Transport plays a big role in movies. From Taxi to Airplane! to the bus in Speed, transport vehicles can be the stars of the show. From the loyal, tireless horses of the old Westerns carrying rugged gunslingers across plains and mountains to the motorcycles, cars, vans and trucks of the last hundred years, there are few features of a film that can better date the plot or characterise the protagonists than the vehicle (or animal) they drive. Anyone would be jarred by a 1980’s Japanese hatchback appearing in an American movie set in the 1950’s. Even the automobile-ignorant can usually tell from the model of the getaway car whether the criminal is a true threat or a loser.

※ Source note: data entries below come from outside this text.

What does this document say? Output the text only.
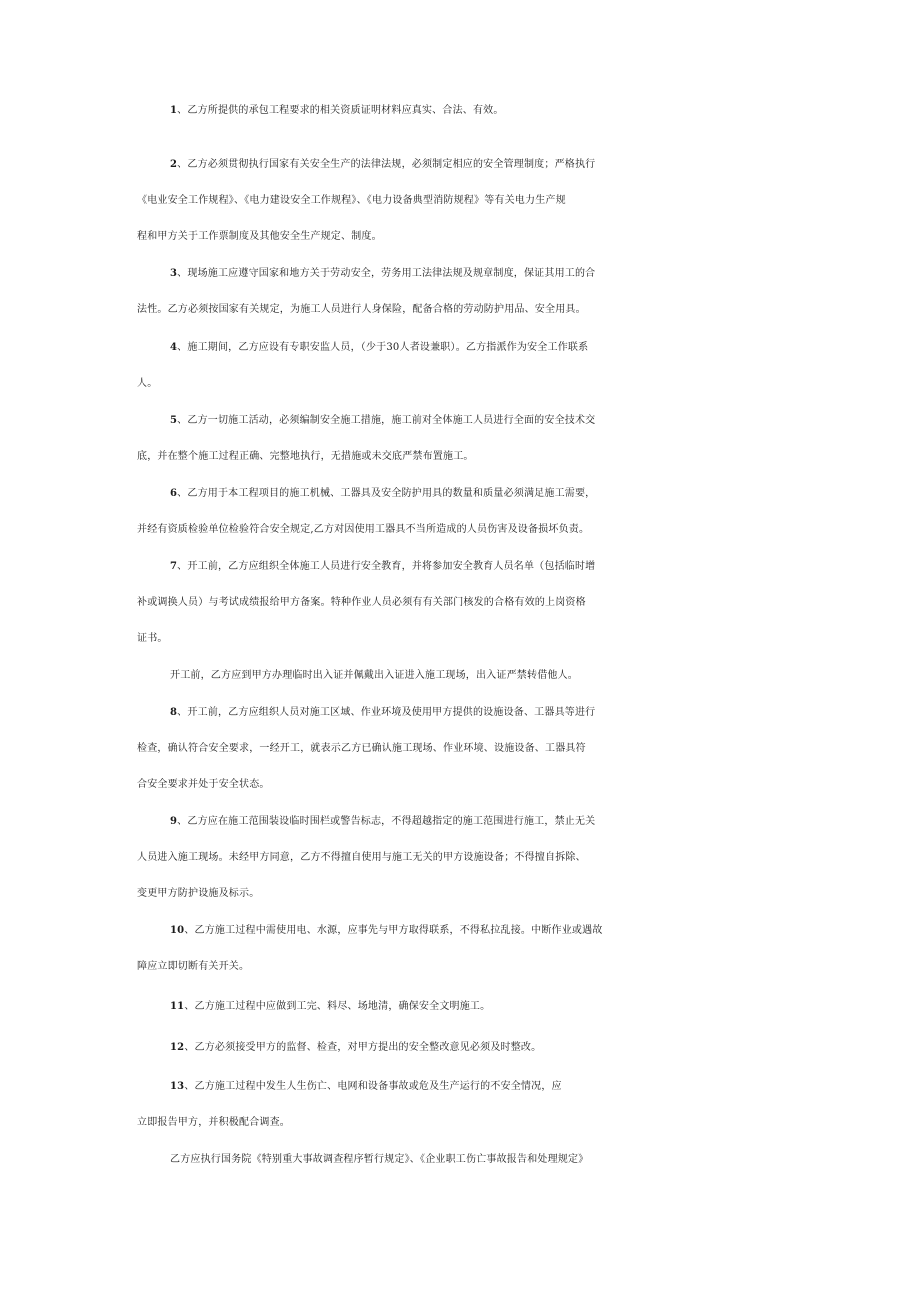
1、乙方所提供的承包工程要求的相关资质证明材料应真实、合法、有效。
2、乙方必须贯彻执行国家有关安全生产的法律法规，必须制定相应的安全管理制度；严格执行
《电业安全工作规程》、《电力建设安全工作规程》、《电力设备典型消防规程》等有关电力生产规
程和甲方关于工作票制度及其他安全生产规定、制度。
3、现场施工应遵守国家和地方关于劳动安全，劳务用工法律法规及规章制度，保证其用工的合
法性。乙方必须按国家有关规定，为施工人员进行人身保险，配备合格的劳动防护用品、安全用具。
4、施工期间，乙方应设有专职安监人员，（少于30人者设兼职）。乙方指派作为安全工作联系
人。
5、乙方一切施工活动，必须编制安全施工措施，施工前对全体施工人员进行全面的安全技术交
底，并在整个施工过程正确、完整地执行，无措施或未交底严禁布置施工。
6、乙方用于本工程项目的施工机械、工器具及安全防护用具的数量和质量必须满足施工需要，
并经有资质检验单位检验符合安全规定,乙方对因使用工器具不当所造成的人员伤害及设备损坏负责。
7、开工前，乙方应组织全体施工人员进行安全教育，并将参加安全教育人员名单（包括临时增
补或调换人员）与考试成绩报给甲方备案。特种作业人员必须有有关部门核发的合格有效的上岗资格
证书。
开工前，乙方应到甲方办理临时出入证并佩戴出入证进入施工现场，出入证严禁转借他人。
8、开工前，乙方应组织人员对施工区域、作业环境及使用甲方提供的设施设备、工器具等进行
检查，确认符合安全要求，一经开工，就表示乙方已确认施工现场、作业环境、设施设备、工器具符
合安全要求并处于安全状态。
9、乙方应在施工范围装设临时围栏或警告标志，不得超越指定的施工范围进行施工，禁止无关
人员进入施工现场。未经甲方同意，乙方不得擅自使用与施工无关的甲方设施设备；不得擅自拆除、
变更甲方防护设施及标示。
10、乙方施工过程中需使用电、水源，应事先与甲方取得联系，不得私拉乱接。中断作业或遇故
障应立即切断有关开关。
11、乙方施工过程中应做到工完、料尽、场地清，确保安全文明施工。
12、乙方必须接受甲方的监督、检查，对甲方提出的安全整改意见必须及时整改。
13、乙方施工过程中发生人生伤亡、电网和设备事故或危及生产运行的不安全情况，应
立即报告甲方，并积极配合调查。
乙方应执行国务院《特别重大事故调查程序暂行规定》、《企业职工伤亡事故报告和处理规定》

But there’s another role that transport plays in movies. A role that must require quite a lot of transport planning, yet it’s not something I’ve ever come across in my professional life: The Big Screen Chase Scene. The scene or scenes that make it worth going to the cinema rather than waiting until the movie’s available on DVD or aired on the telly.
Most chase scenes are by car, although many begin on foot. If in harsh terrain, such as jungles or city roofs, some are vehicle-free. Some movies offer more unusual modes. Sci-Fi often boasts various airborne private vehicles, like flying motorcycles or cars. James Bond movies included chase scenes on boats and even skis. Some of my favourite chase scenes are from the Indiana Jones series. These scenes include running, cars, trucks, boats, horses, tanks, trains, planes and mining carts.

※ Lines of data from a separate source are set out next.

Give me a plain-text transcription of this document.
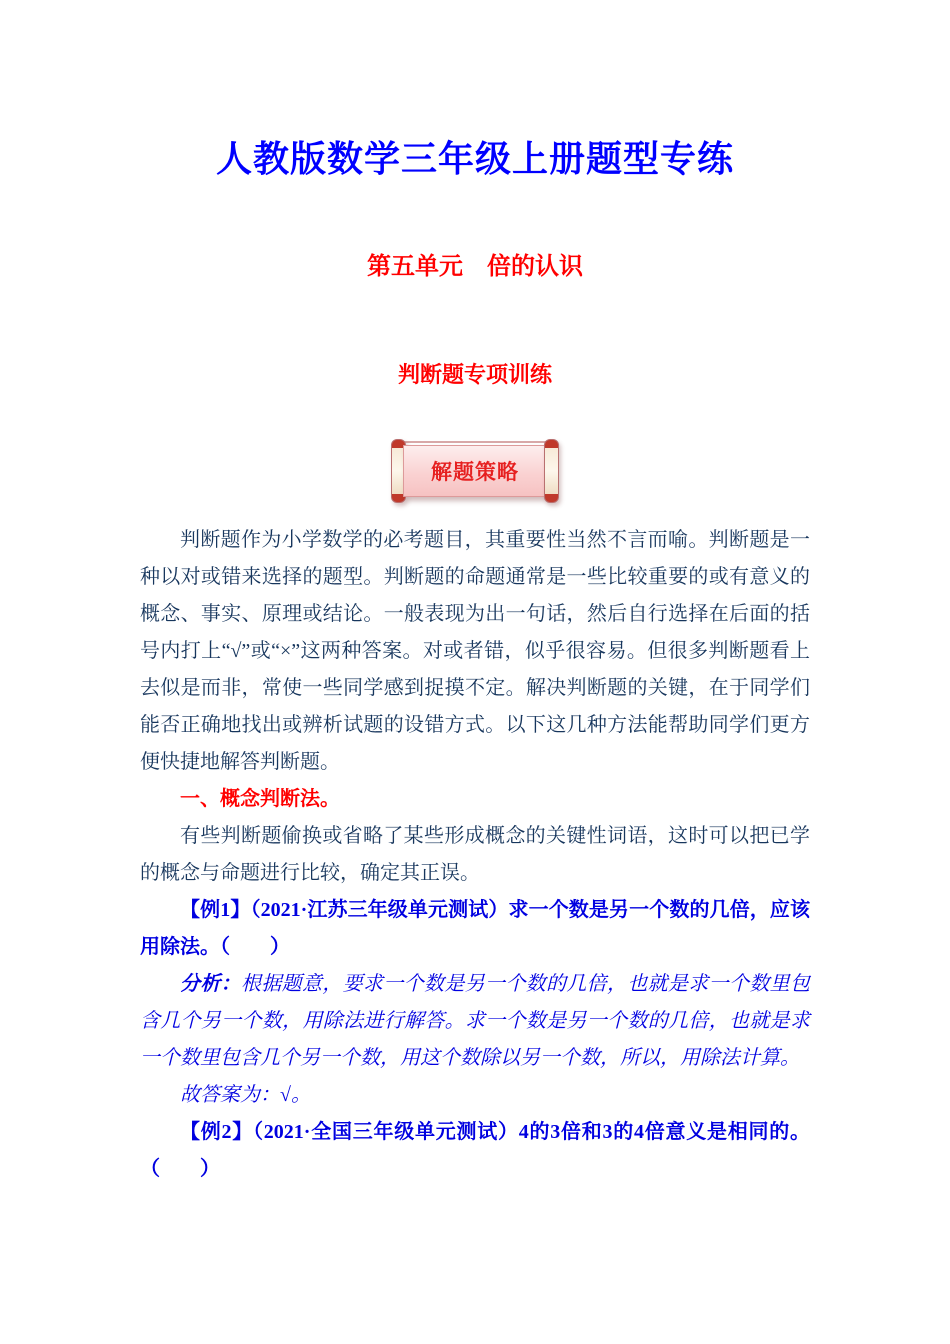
人教版数学三年级上册题型专练
第五单元　倍的认识
判断题专项训练
解题策略

判断题作为小学数学的必考题目，其重要性当然不言而喻。判断题是一种以对或错来选择的题型。判断题的命题通常是一些比较重要的或有意义的概念、事实、原理或结论。一般表现为出一句话，然后自行选择在后面的括号内打上“√”或“×”这两种答案。对或者错，似乎很容易。但很多判断题看上去似是而非，常使一些同学感到捉摸不定。解决判断题的关键，在于同学们能否正确地找出或辨析试题的设错方式。以下这几种方法能帮助同学们更方便快捷地解答判断题。

一、概念判断法。

有些判断题偷换或省略了某些形成概念的关键性词语，这时可以把已学的概念与命题进行比较，确定其正误。

【例1】（2021·江苏三年级单元测试）求一个数是另一个数的几倍，应该用除法。（　　）

分析：根据题意，要求一个数是另一个数的几倍，也就是求一个数里包含几个另一个数，用除法进行解答。求一个数是另一个数的几倍，也就是求一个数里包含几个另一个数，用这个数除以另一个数，所以，用除法计算。

故答案为：√。

【例2】（2021·全国三年级单元测试）4的3倍和3的4倍意义是相同的。（　　）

And yet, in all these brilliant, classic chase scenes, there are few which employ more than two modes per chase. There’s no interchange. Perhaps that is because the movie industry has never hired a transport planner to develop their chase scenes. If they did, maybe I could offer a sequence like this:
HERO runs from VILLAIN and BAD GUY through narrow, darkened corridors between laboratories into the early evening bustle of an urban street. She grabs a bicycle left unlocked against iron railings.
VILLAIN follows, whilst BAD GUY ducks out of shot. As HERO leaves VILLAIN behind, BAD GUY appears at end of street on a motorcycle, motor revving.

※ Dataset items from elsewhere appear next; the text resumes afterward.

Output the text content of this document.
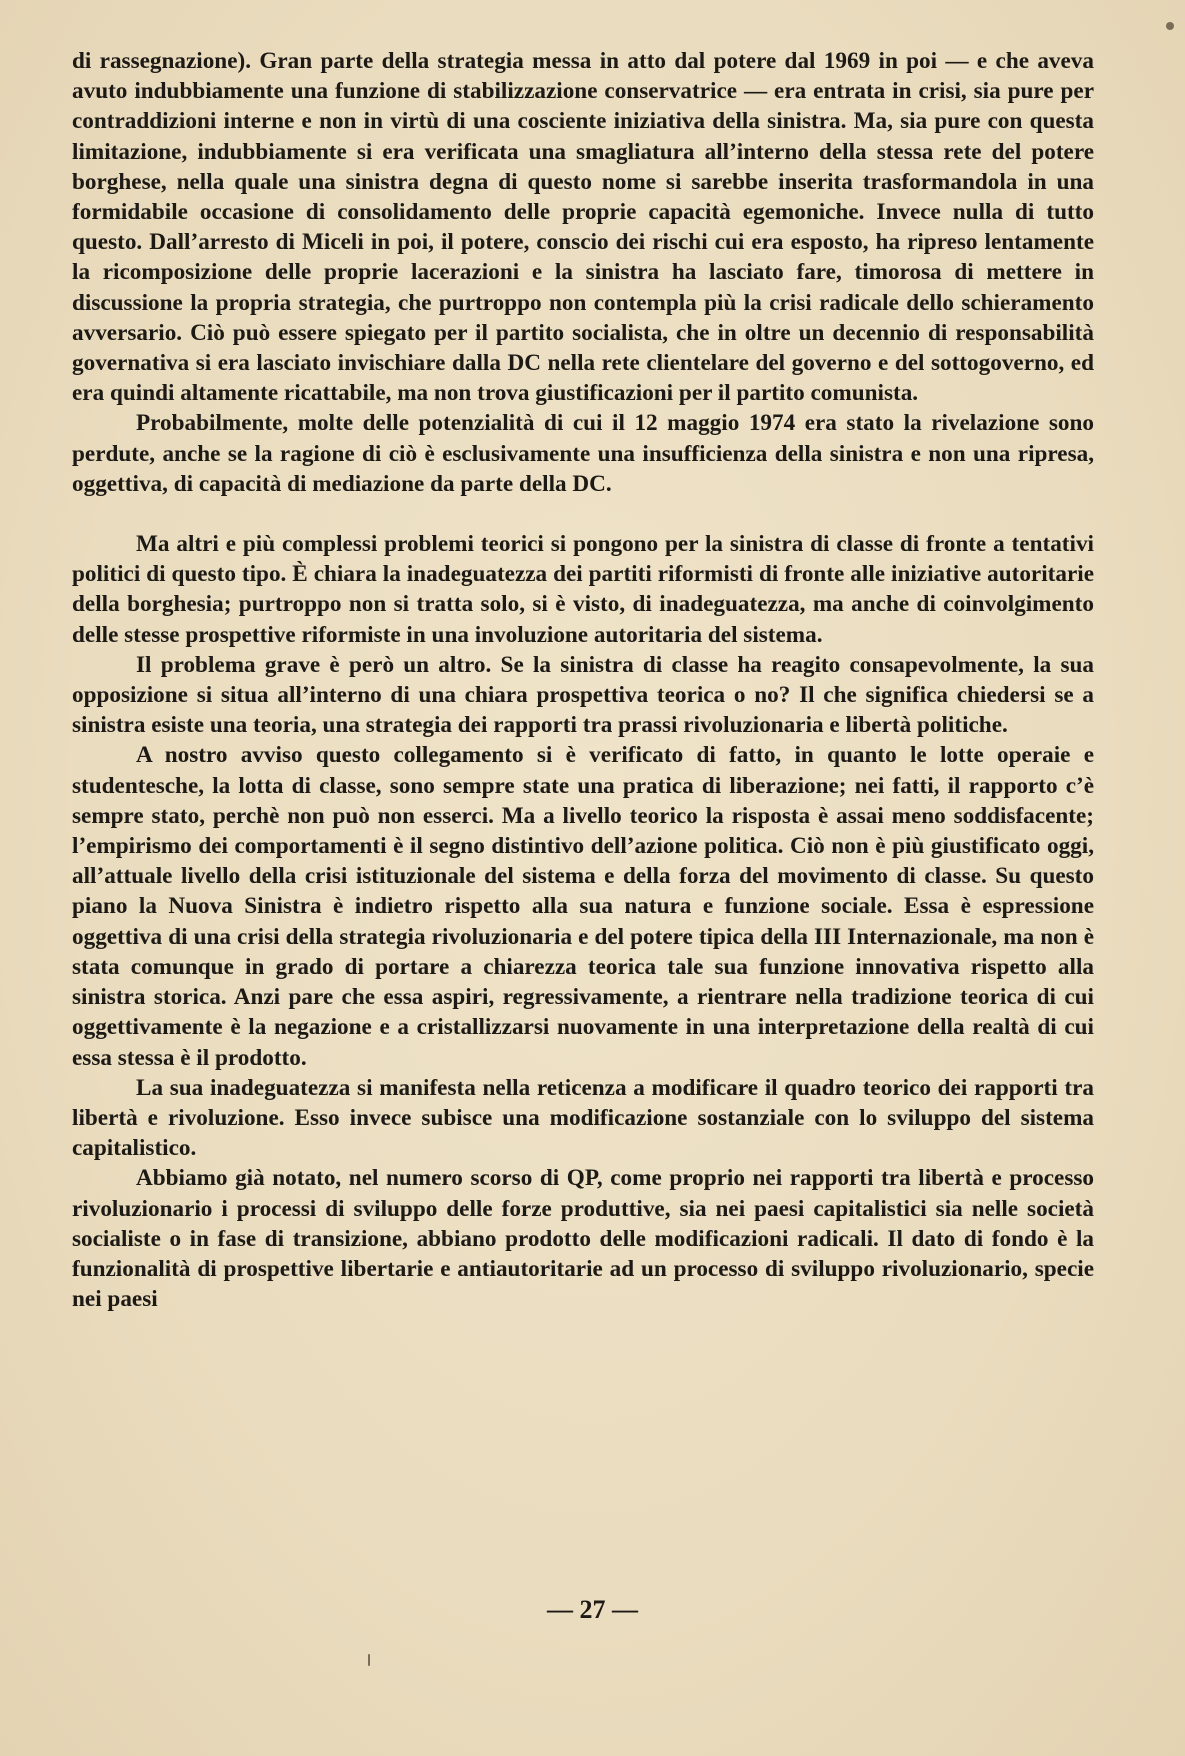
di rassegnazione). Gran parte della strategia messa in atto dal potere dal 1969 in poi — e che aveva avuto indubbiamente una funzione di stabilizzazione conservatrice — era entrata in crisi, sia pure per contraddizioni interne e non in virtù di una cosciente iniziativa della sinistra. Ma, sia pure con questa limitazione, indubbiamente si era verificata una smagliatura all’interno della stessa rete del potere borghese, nella quale una sinistra degna di questo nome si sarebbe inserita trasformandola in una formidabile occasione di consolidamento delle proprie capacità egemoniche. Invece nulla di tutto questo. Dall’arresto di Miceli in poi, il potere, conscio dei rischi cui era esposto, ha ripreso lentamente la ricomposizione delle proprie lacerazioni e la sinistra ha lasciato fare, timorosa di mettere in discussione la propria strategia, che purtroppo non contempla più la crisi radicale dello schieramento avversario. Ciò può essere spiegato per il partito socialista, che in oltre un decennio di responsabilità governativa si era lasciato invischiare dalla DC nella rete clientelare del governo e del sottogoverno, ed era quindi altamente ricattabile, ma non trova giustificazioni per il partito comunista.

Probabilmente, molte delle potenzialità di cui il 12 maggio 1974 era stato la rivelazione sono perdute, anche se la ragione di ciò è esclusivamente una insufficienza della sinistra e non una ripresa, oggettiva, di capacità di mediazione da parte della DC.

Ma altri e più complessi problemi teorici si pongono per la sinistra di classe di fronte a tentativi politici di questo tipo. È chiara la inadeguatezza dei partiti riformisti di fronte alle iniziative autoritarie della borghesia; purtroppo non si tratta solo, si è visto, di inadeguatezza, ma anche di coinvolgimento delle stesse prospettive riformiste in una involuzione autoritaria del sistema.

Il problema grave è però un altro. Se la sinistra di classe ha reagito consapevolmente, la sua opposizione si situa all’interno di una chiara prospettiva teorica o no? Il che significa chiedersi se a sinistra esiste una teoria, una strategia dei rapporti tra prassi rivoluzionaria e libertà politiche.

A nostro avviso questo collegamento si è verificato di fatto, in quanto le lotte operaie e studentesche, la lotta di classe, sono sempre state una pratica di liberazione; nei fatti, il rapporto c’è sempre stato, perchè non può non esserci. Ma a livello teorico la risposta è assai meno soddisfacente; l’empirismo dei comportamenti è il segno distintivo dell’azione politica. Ciò non è più giustificato oggi, all’attuale livello della crisi istituzionale del sistema e della forza del movimento di classe. Su questo piano la Nuova Sinistra è indietro rispetto alla sua natura e funzione sociale. Essa è espressione oggettiva di una crisi della strategia rivoluzionaria e del potere tipica della III Internazionale, ma non è stata comunque in grado di portare a chiarezza teorica tale sua funzione innovativa rispetto alla sinistra storica. Anzi pare che essa aspiri, regressivamente, a rientrare nella tradizione teorica di cui oggettivamente è la negazione e a cristallizzarsi nuovamente in una interpretazione della realtà di cui essa stessa è il prodotto.

La sua inadeguatezza si manifesta nella reticenza a modificare il quadro teorico dei rapporti tra libertà e rivoluzione. Esso invece subisce una modificazione sostanziale con lo sviluppo del sistema capitalistico.

Abbiamo già notato, nel numero scorso di QP, come proprio nei rapporti tra libertà e processo rivoluzionario i processi di sviluppo delle forze produttive, sia nei paesi capitalistici sia nelle società socialiste o in fase di transizione, abbiano prodotto delle modificazioni radicali. Il dato di fondo è la funzionalità di prospettive libertarie e antiautoritarie ad un processo di sviluppo rivoluzionario, specie nei paesi

— 27 —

HERO turns sharply down a narrow service road before she reaches the junction where BAD GUY is waiting. He is right on her tail as she chances a look behind her, weaving from one side of the road to the other as he gains on her. She maintains her central position in the alley.
BAD GUY begins to come alongside when HERO shoots out onto a busy main road and turns into a bus lane, just in front of a bus slowing at a stop. She ditches the bicycle and hops on between an old lady and a mum with a buggy, tapping her travelcard with barely a pause as she heads towards the back of the bus.
The motorcycle has turned into the traffic lane outside the bus and pulls ahead. BAD GUY stops at a red light and looks in his rearview mirror. He cannot see HERO on bicycle.
The bus pulls away. A bus signal turns green. The bus pulls ahead of general traffic, including BAD GUY, whose eyes follow the brightly lit rear window of the bus…
You didn’t think I’d finish the chase scene in this blog, did you? These things always need a cliff-hanger, although in this case, it’s not a literal cliff. I’ve seen chase scenes that end like that too!